(August 15, 2016 at 1:55 am)Arkilogue Wrote:(August 15, 2016 at 1:26 am)Maelstrom Wrote: I know evidence should resemble evidence rather than conjecture.https://en.wikipedia.org/wiki/Kepler_conjecture
Funny you mention "conjecture"! According to Kepler and other mathematicians, each sphere in a maximum density equal sized sphere pack takes up ~74 of the available space vs the space in between the spheres. I take this to be the maximum expansive constant (dark energy) on each of the identical universes in my model. After I unfold my total model you'll see it predicts 6 individual space-time bends within each single universe. This affects the ~74.05% maximum. 1/6 of 74 = ~12.34. 74.05-12.34 = 61.71. This is the minimum DE expansive constant (pull of the rest of the universe on our region of space-time)
The appearance of matter in this model is poly-local as white-hole spews of quark plasma erupt across all 6 space-time regions simultaneously and these are the nuclei of galaxies. More to the point, this is a limited spew like a pressure equalization event. Take a balloon and expand it until the membrane itself opens enough to let air out. Barring imperfections in the rubber, it will be random/uniform leak of air until the integrity of the membrane is re-established. Notice there would be a slight over pressure inside the balloon vs the outside. Not exactly equal.
Prediction: Back to the math, if the pressure equalization by matter spew in our region of the universe was exactly equal, I'd expect the DE value to be the exact mean between 74.05 and 61.71 which is 67.88.....less than half a percent under the current refined dark energy expansive value of 68.3%
This is verging on numerology. Unless you can show that these six folds give rise to these proportions, then these numbers are just coincidental. Where do the six folds come from? The tetrahedron?
(August 15, 2016 at 1:55 am)Arkilogue Wrote: Evidence: https://en.wikipedia.org/wiki/Dark_energy
In physical cosmology and astronomy, dark energy is an unknown form of energy which is hypothesized to permeate all of space, tending to accelerate the expansion of the universe.[1] Dark energy is the most accepted hypothesis to explain the observations since the 1990s indicating that the universe is expanding at an accelerating rate.
Assuming that the standard model of cosmology is correct, the best current measurements indicate that dark energy contributes 68.3% of the total energy in the present-day observable universe.

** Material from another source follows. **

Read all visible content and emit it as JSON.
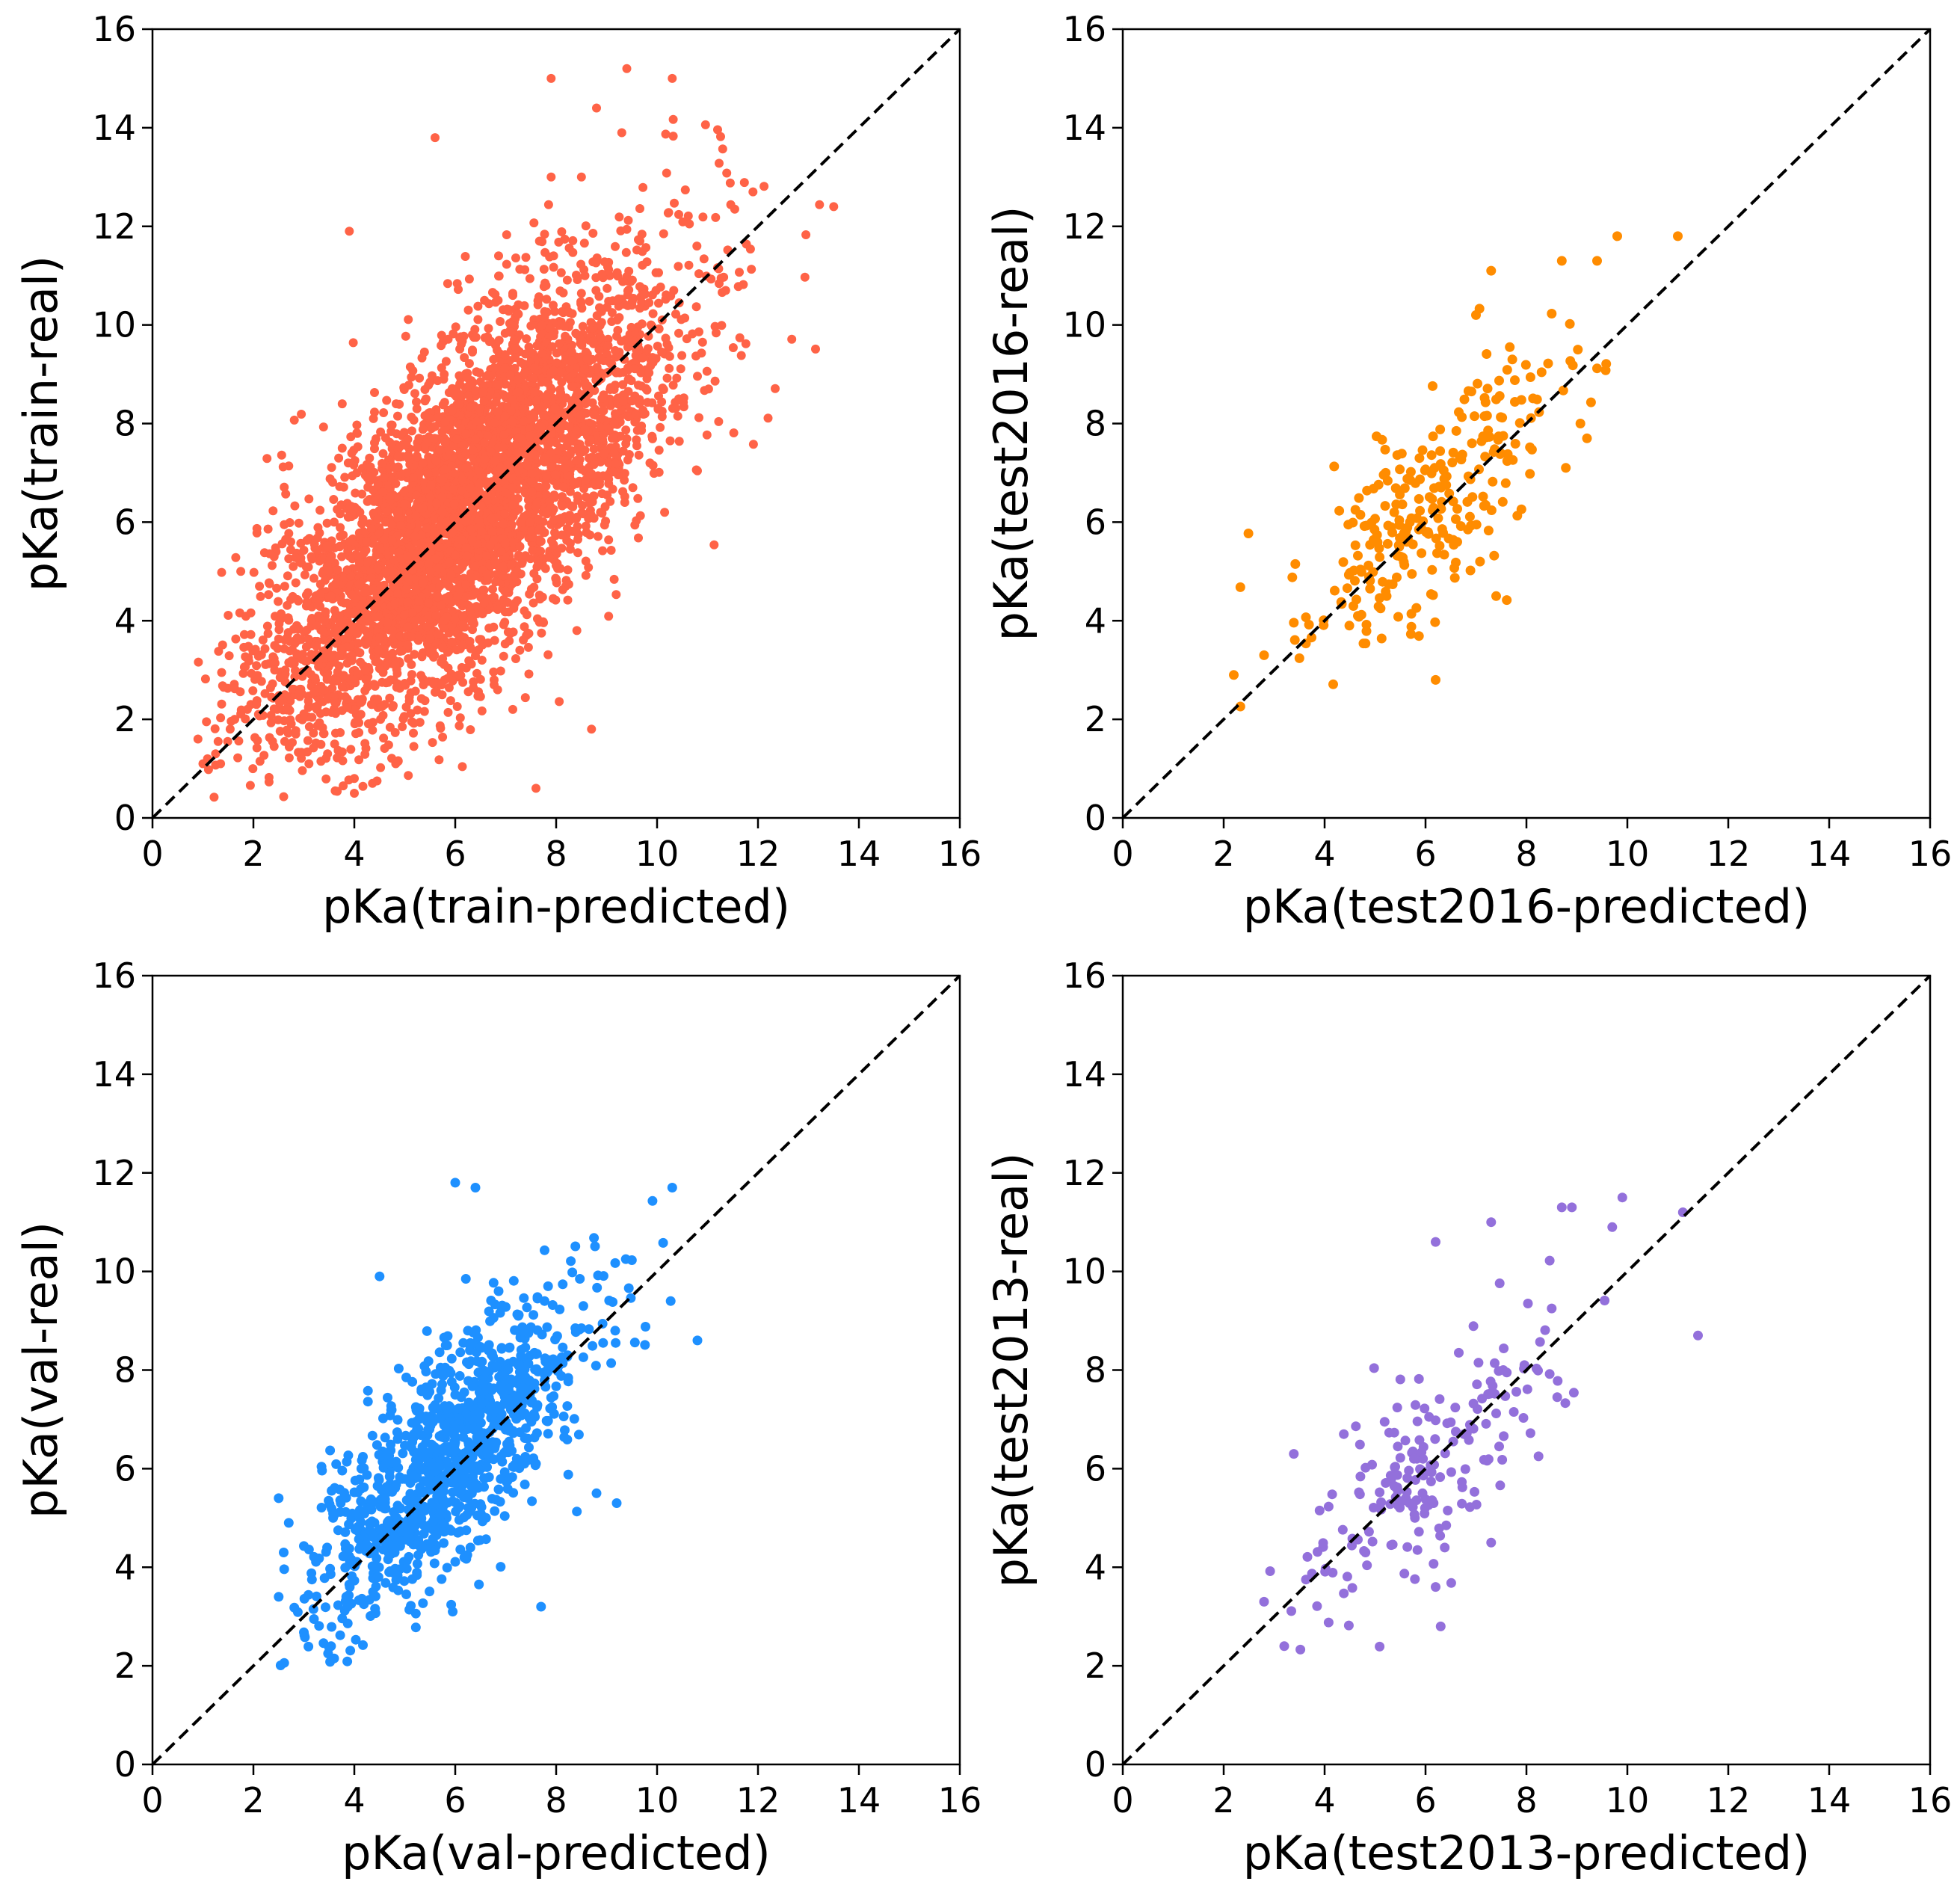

The mass–energy of dark matter and ordinary (baryonic) matter contribute 26.8% and 4.9%, respectively, and other components such as neutrinos and photons contribute a very small amount.[2][3][4][5] Again, on a mass–energy equivalence basis, the density of dark energy (~ 7 × 10−30 g/cm3) is very low, much less than the density of ordinary matter or dark matter within galaxies. However, it comes to dominate the mass–energy of the universe because it is uniform across space.[6][7][8]